The lucid.data.tokenizers package provides tokenizer interfaces for text pipelines. It focuses on converting text into token ids and reconstructing text from ids in a way that integrates cleanly with Lucid tensors and data loaders.

Overview

Key responsibilities of a tokenizer in Lucid:

  • Split text into token units.

  • Convert tokens to integer ids for model input.

  • Convert ids back to readable text.

  • Handle special tokens such as [PAD], [UNK], [BOS], and [EOS].

  • Save and reload tokenizer state with pretrained-style APIs.
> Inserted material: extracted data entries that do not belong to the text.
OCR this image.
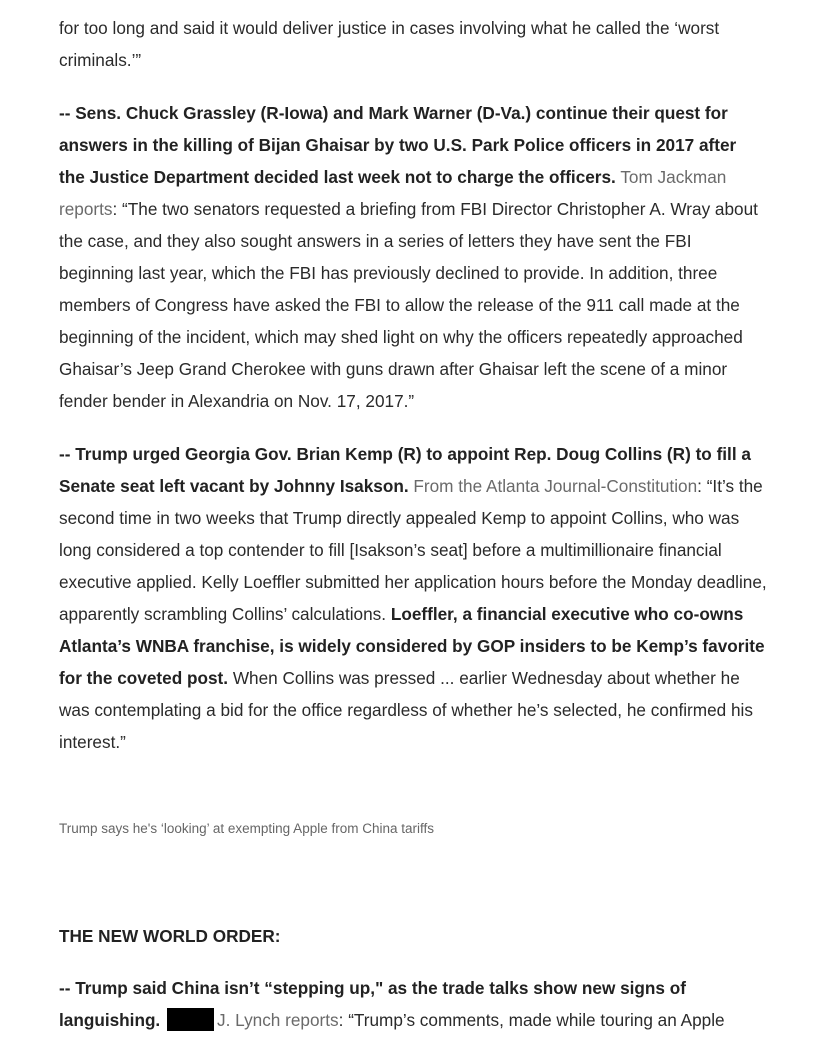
for too long and said it would deliver justice in cases involving what he called the ‘worst criminals.’”

-- Sens. Chuck Grassley (R-Iowa) and Mark Warner (D-Va.) continue their quest for answers in the killing of Bijan Ghaisar by two U.S. Park Police officers in 2017 after the Justice Department decided last week not to charge the officers. Tom Jackman reports: “The two senators requested a briefing from FBI Director Christopher A. Wray about the case, and they also sought answers in a series of letters they have sent the FBI beginning last year, which the FBI has previously declined to provide. In addition, three members of Congress have asked the FBI to allow the release of the 911 call made at the beginning of the incident, which may shed light on why the officers repeatedly approached Ghaisar’s Jeep Grand Cherokee with guns drawn after Ghaisar left the scene of a minor fender bender in Alexandria on Nov. 17, 2017.”

-- Trump urged Georgia Gov. Brian Kemp (R) to appoint Rep. Doug Collins (R) to fill a Senate seat left vacant by Johnny Isakson. From the Atlanta Journal-Constitution: “It’s the second time in two weeks that Trump directly appealed Kemp to appoint Collins, who was long considered a top contender to fill [Isakson’s seat] before a multimillionaire financial executive applied. Kelly Loeffler submitted her application hours before the Monday deadline, apparently scrambling Collins’ calculations. Loeffler, a financial executive who co-owns Atlanta’s WNBA franchise, is widely considered by GOP insiders to be Kemp’s favorite for the coveted post. When Collins was pressed ... earlier Wednesday about whether he was contemplating a bid for the office regardless of whether he’s selected, he confirmed his interest.”

Trump says he's ‘looking’ at exempting Apple from China tariffs

THE NEW WORLD ORDER:

-- Trump said China isn’t “stepping up," as the trade talks show new signs of languishing.	J. Lynch reports: “Trump’s comments, made while touring an Apple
The base class is lucid.data.tokenizers.Tokenizer.

Quick Start

Single input:

from lucid.data.tokenizers import Tokenizer

tokenizer = MyTokenizer.from_pretrained("path/to/tokenizer")
ids = tokenizer.encode("hello lucid", add_special_tokens=True)
text = tokenizer.decode(ids)

Batch input (2D tensor output):

import lucid

batch_ids = tokenizer.batch_encode(
    ["hello lucid", "hi"],
    padding=True,
    return_tensor=True,
    device="cpu",
)
assert isinstance(batch_ids, lucid.Tensor)  # shape: (batch, seq_len)

Save / load:

tokenizer.save_pretrained("out/my_tokenizer")
tokenizer2 = MyTokenizer.from_pretrained("out/my_tokenizer")

Note

  • encode(…, return_tensor=True) returns a 1D lucid.LongTensor.

  • batch_encode(…, return_tensor=True) returns a 2D tensor when lengths are aligned (or when padding=True is set).

  • decode accepts both list[int] and lucid.LongTensor inputs.